Notre univers contient à la fois de la matière et de l'antimatière. Mais, dans la nature, l'abondance respective de ces deux composantes diffère totalement : la matière est omniprésente, alors que l'antimatière n'existe, à notre connaissance, que dans le rayonnement cosmique qui circule entre les étoiles, et si nous la fabriquons dans nos laboratoires. On attribue cette différence aux conséquences de phénomènes qui se sont passés aux premiers instants de l'univers. Le sujet reste encore largement inexpliqué.

La matière et l'antimatière ne peuvent coexister au même endroit, car elles s'annihilent alors en lumière. D'où un problème majeur pour les physiciens qui fabriquent de l'antimatière au laboratoire : comment la conserver ? Il faut impérativement tenir les antiparticules à distance des atomes de matière ordinaire, sinon elles disparaissent instantanément.

La recette consiste :

On fabrique d'immenses tubes circulaires appelés « anneaux de collisions », dans lesquels les antiparticules circulent à des vitesses prodigieuses. Le plus grand anneau, situé à Genève au Centre d'Étude en Recherche Nucléaire (CERN), atteint dix-sept kilomètres de circonférence.

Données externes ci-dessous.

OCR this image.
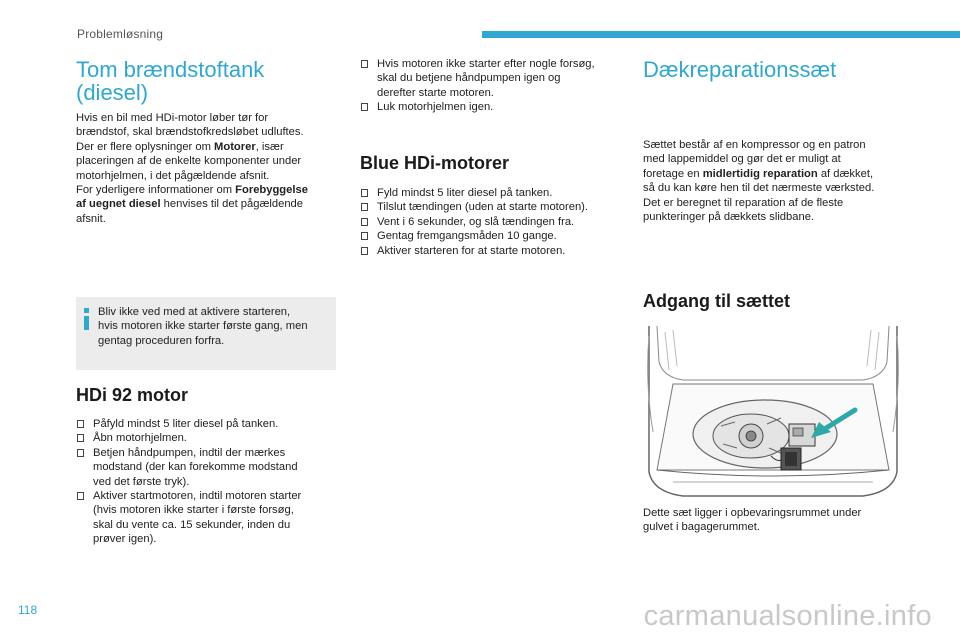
Problemløsning
Tom brændstoftank
(diesel)
Hvis en bil med HDi-motor løber tør for
brændstof, skal brændstofkredsløbet udluftes.
Der er flere oplysninger om Motorer, især
placeringen af de enkelte komponenter under
motorhjelmen, i det pågældende afsnit.
For yderligere informationer om Forebyggelse
af uegnet diesel henvises til det pågældende
afsnit.
Bliv ikke ved med at aktivere starteren,
hvis motoren ikke starter første gang, men
gentag proceduren forfra.
HDi 92 motor
Påfyld mindst 5 liter diesel på tanken.
Åbn motorhjelmen.
Betjen håndpumpen, indtil der mærkes
modstand (der kan forekomme modstand
ved det første tryk).
Aktiver startmotoren, indtil motoren starter
(hvis motoren ikke starter i første forsøg,
skal du vente ca. 15 sekunder, inden du
prøver igen).
Hvis motoren ikke starter efter nogle forsøg,
skal du betjene håndpumpen igen og
derefter starte motoren.
Luk motorhjelmen igen.
Blue HDi-motorer
Fyld mindst 5 liter diesel på tanken.
Tilslut tændingen (uden at starte motoren).
Vent i 6 sekunder, og slå tændingen fra.
Gentag fremgangsmåden 10 gange.
Aktiver starteren for at starte motoren.
Dækreparationssæt
Sættet består af en kompressor og en patron
med lappemiddel og gør det er muligt at
foretage en midlertidig reparation af dækket,
så du kan køre hen til det nærmeste værksted.
Det er beregnet til reparation af de fleste
punkteringer på dækkets slidbane.
Adgang til sættet
Dette sæt ligger i opbevaringsrummet under
gulvet i bagagerummet.
118	carmanualsonline.info
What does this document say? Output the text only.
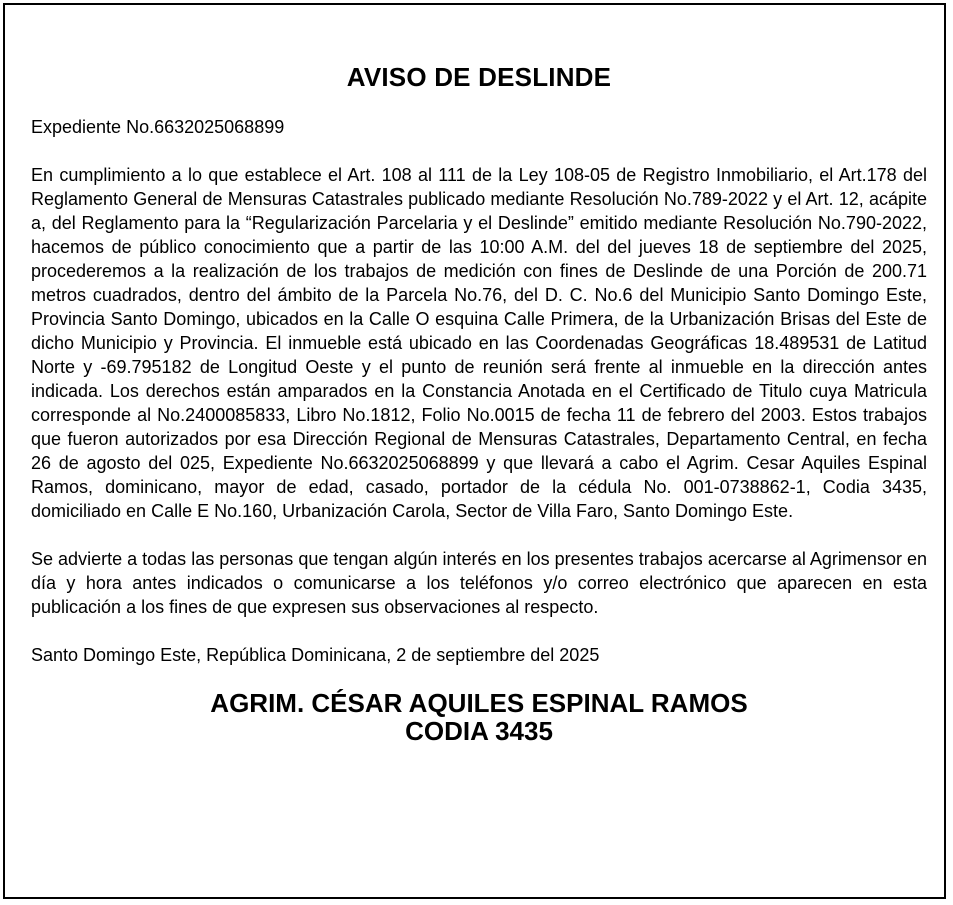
AVISO DE DESLINDE

Expediente No.6632025068899

En cumplimiento a lo que establece el Art. 108 al 111 de la Ley 108-05 de Registro Inmobiliario, el Art.178 del Reglamento General de Mensuras Catastrales publicado mediante Resolución No.789-2022 y el Art. 12, acápite a, del Reglamento para la “Regularización Parcelaria y el Deslinde” emitido mediante Resolución No.790-2022, hacemos de público conocimiento que a partir de las 10:00 A.M. del del jueves 18 de septiembre del 2025, procederemos a la realización de los trabajos de medición con fines de Deslinde de una Porción de 200.71 metros cuadrados, dentro del ámbito de la Parcela No.76, del D. C. No.6 del Municipio Santo Domingo Este, Provincia Santo Domingo, ubicados en la Calle O esquina Calle Primera, de la Urbanización Brisas del Este de dicho Municipio y Provincia. El inmueble está ubicado en las Coordenadas Geográficas 18.489531 de Latitud Norte y -69.795182 de Longitud Oeste y el punto de reunión será frente al inmueble en la dirección antes indicada. Los derechos están amparados en la Constancia Anotada en el Certificado de Titulo cuya Matricula corresponde al No.2400085833, Libro No.1812, Folio No.0015 de fecha 11 de febrero del 2003. Estos trabajos que fueron autorizados por esa Dirección Regional de Mensuras Catastrales, Departamento Central, en fecha 26 de agosto del 025, Expediente No.6632025068899 y que llevará a cabo el Agrim. Cesar Aquiles Espinal Ramos, dominicano, mayor de edad, casado, portador de la cédula No. 001-0738862-1, Codia 3435, domiciliado en Calle E No.160, Urbanización Carola, Sector de Villa Faro, Santo Domingo Este.

Se advierte a todas las personas que tengan algún interés en los presentes trabajos acercarse al Agrimensor en día y hora antes indicados o comunicarse a los teléfonos y/o correo electrónico que aparecen en esta publicación a los fines de que expresen sus observaciones al respecto.

Santo Domingo Este, República Dominicana, 2 de septiembre del 2025

AGRIM. CÉSAR AQUILES ESPINAL RAMOS
CODIA 3435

Le but de ces expériences est de précipiter ces antiparticules, auparavant accélérées à de très hautes énergies (milliards d'électron-volts) sur des cibles de matière, pour observer les effets de ces collisions. Ainsi, on a pu voir apparaître des quantités de particules et d'antiparticules inconnues jusqu'alors. Leurs populations et les propriétés de ces objets nous ont fait faire d'immenses progrès dans l'étude de la physique du monde dans lequel nous vivons. Des accélérateurs toujours plus puissants sont en préparation dans différents pays, pour aller encore plus loin dans ce projet.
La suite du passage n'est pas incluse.